Multimedia_text objects

Multimedia_text objects

The first object we meet is called multimedia_text. It is our main storage unit. It can contain any length of UTF-8 text (yes, any really means any) but it can also have no text at all and in instead point to an executable file object.

This is an important feature, because it means that content can indifferently be in textual, pictorial, audio or video format and the system will treat it anyway for what it is: a piece of content.

What we do with textual content is quite ordinary: we store it as compressed text, so it won't eat up your disk when it's millions of content parts you are hosting, we decompress it and serve it.

Life with files is more complicated, as there is no warranty that when a user receives from the network a video content part he/she is also willing to spend bandwidth to download what potentially amounts to gigabytes.

So we do not store the file in this object, we simply keep a pointer to a file list that will give us a receipt to obtain the actual file, if the user really wants to have it.

Wait a minute! How can we tell in what language this content part is?
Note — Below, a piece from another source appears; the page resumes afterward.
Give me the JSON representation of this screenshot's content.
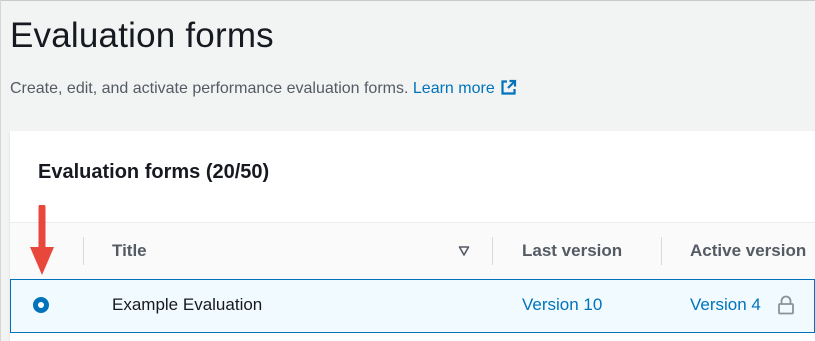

Or in what script? Well, the multimedia_text doesn't know anything about it. Its mission is to store things and this is what it does. So how do we do it?

Here is where inheritance comes handy. A multimedia_text is built on top of an object called object. You can think of it as of something encapsulated into multimedia_text, like the engine in a car. You don't actually see it, but it's there and it does loads of useful things. All answers on how multimedia_text gets to know more about itself lay in what object does, as we shall see in the next chapter.